On the other, we find America wanting ostensibly to walk away from our war-torn neighbor Afghanistan, bringing to an end, with our help, its so-called forever- war without, hopefully, losing face. Lately, our eastern border has become too hot for our good as India, a strategic partner of the US, has been, under the BJP rule of Prime Minister Narendra Modi, spoiling to launch another false flag operation against Pakistan. Had it not been for the fact that relations between India and China have been worsening over the past few months, perhaps India would have carried out its threat by now. Perhaps to avoid a two-front situation Modi has held his hand, temporarily.

Meanwhile, the US is building up India via the Quad (Australia-India-Japan-United States), an ‘Indo-Pacific’ military alliance to contain a rising China. The emerging equation has given rise to a war-like situation between the waning US and China on the go. A truly Thucydides trap, a term which describes an apparent tendency towards war when an emerging power (China, currently) threatens to displace an existing great power (the US, presently) as the international hegemon. The cold war had remained cold all along until it ended with a whimper because the Soviet Union posed no economic threat to the US. It was purely a military threat and was taken care of as such. The economic challenges that the US faced from Japan in the decades of 1980s-90s had not accompanied any military threats, therefore, the Japanese challenge was overcome with no difficulty at all. But the Chinese threat is both economic and military. Therefore, it would be almost impossible for the US to resist the temptation of waging a hot war. The US has already provoked China when President Trump in August last year sent, for the first time since 1979, high ranking US officials to Taiwan. The trip marked the highest-level visit to Taiwan by a Cabinet secretary since the year the US established formal diplomatic relations with Beijing and ceased to recognize the government in Taipei. And a thoroughly provoked China on Jan. 20, reciprocated by sanctioning for the first time ever 28 US officials including former President Trump’s Secretary of State, Michael R. Pompeo. These individuals and their immediate family members are prohibited from entering the mainland, Hong Kong and Macao.

Either because of lack of scientific data or because 63% of our population being between the ages of 15-33 years and over 65 only 4.2% and women making up 48% the incidence of Covid-19 has appeared to be not as widespread as it is in many other countries.

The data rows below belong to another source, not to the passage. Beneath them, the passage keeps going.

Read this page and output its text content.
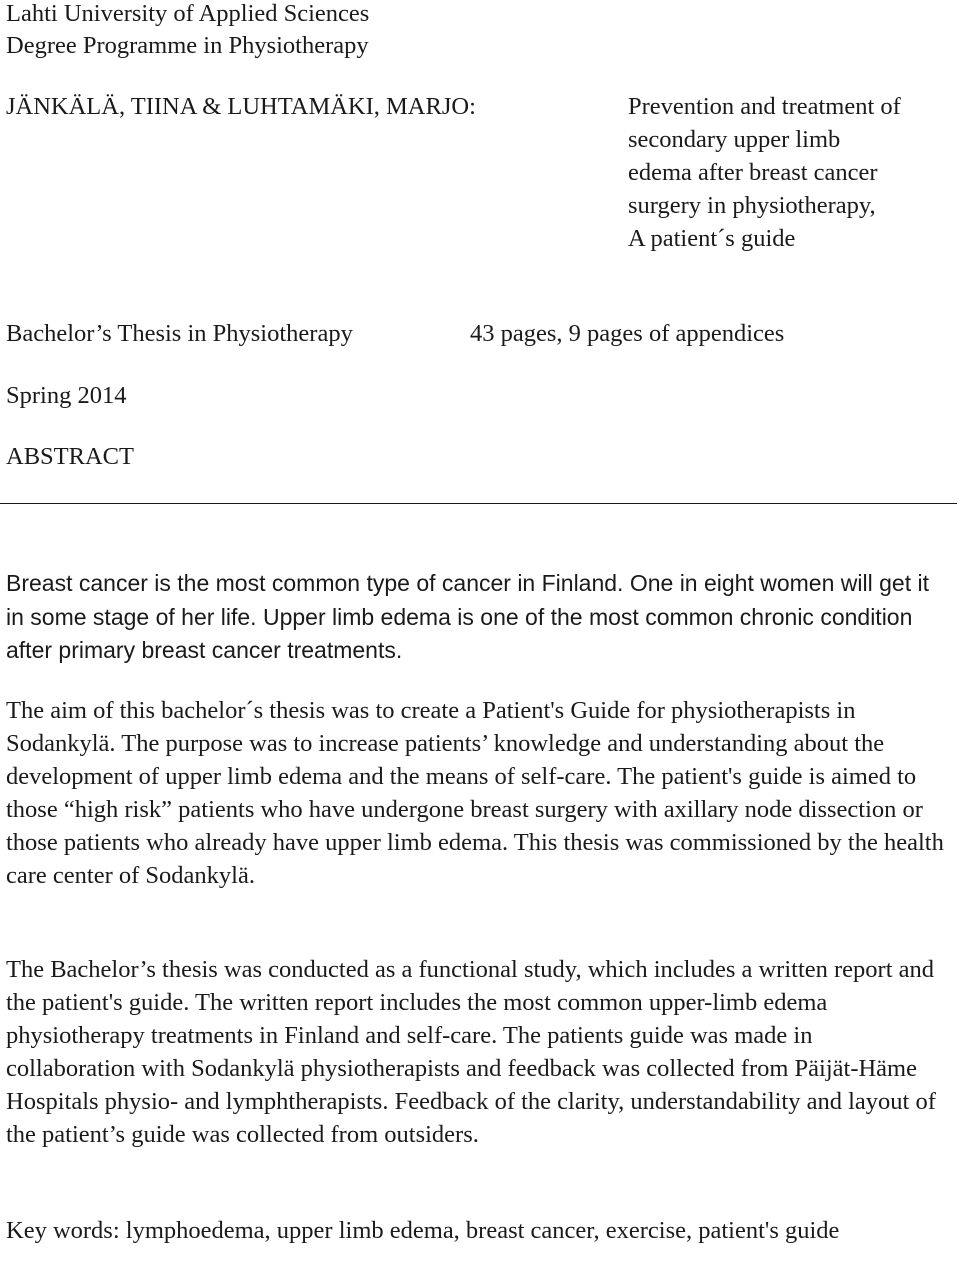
Lahti University of Applied Sciences
Degree Programme in Physiotherapy
JÄNKÄLÄ, TIINA & LUHTAMÄKI, MARJO:	Prevention and treatment of
secondary upper limb
edema after breast cancer
surgery in physiotherapy,
A patient´s guide
Bachelor’s Thesis in Physiotherapy	43 pages, 9 pages of appendices
Spring 2014
ABSTRACT

Breast cancer is the most common type of cancer in Finland. One in eight women will get it in some stage of her life. Upper limb edema is one of the most common chronic condition after primary breast cancer treatments.

The aim of this bachelor´s thesis was to create a Patient's Guide for physiotherapists in Sodankylä. The purpose was to increase patients’ knowledge and understanding about the development of upper limb edema and the means of self-care. The patient's guide is aimed to those “high risk” patients who have undergone breast surgery with axillary node dissection or those patients who already have upper limb edema. This thesis was commissioned by the health care center of Sodankylä.

The Bachelor’s thesis was conducted as a functional study, which includes a written report and the patient's guide. The written report includes the most common upper-limb edema physiotherapy treatments in Finland and self-care. The patients guide was made in collaboration with Sodankylä physiotherapists and feedback was collected from Päijät-Häme Hospitals physio- and lymphtherapists. Feedback of the clarity, understandability and layout of the patient’s guide was collected from outsiders.

Key words: lymphoedema, upper limb edema, breast cancer, exercise, patient's guide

Perhaps the right choice of the vaccine and the right choice of the population to be vaccinated earliest could relieve us of the devastation earlier than other countries, hopefully. The choice having been made by the circumstances obtaining currently on which side of an emerging bipolar world we should be we could for a change consider lessening our dependency on others and stand on our own two feet by learning from China the skills needed to attain a modicum of true sovereignty. And also, we should without much loss of time probe the possibility of trading with China in Yuan because over the next decade or so, Yuan is likely to challenge and displace the dollar from its top perch. Still, there is no reason why, while enjoying the best of relations with China, we cannot oblige the US with the needed assistance to make it possible for Washington to end its forever war in Afghanistan, though it is difficult to see at this point in history the US leaving a neighbourhood physically so close to the emerging rival (China), an about- to- become-a nuclear power (Iran) and a declared nuclear power (Pakistan) threatening from the safety of Chinese side its eastern neighbor being built up by the US to contain China. And of course, ideologically Pakistan and China would certainly feel threatened to see Taliban, at the end of it all, having a free run in Afghanistan.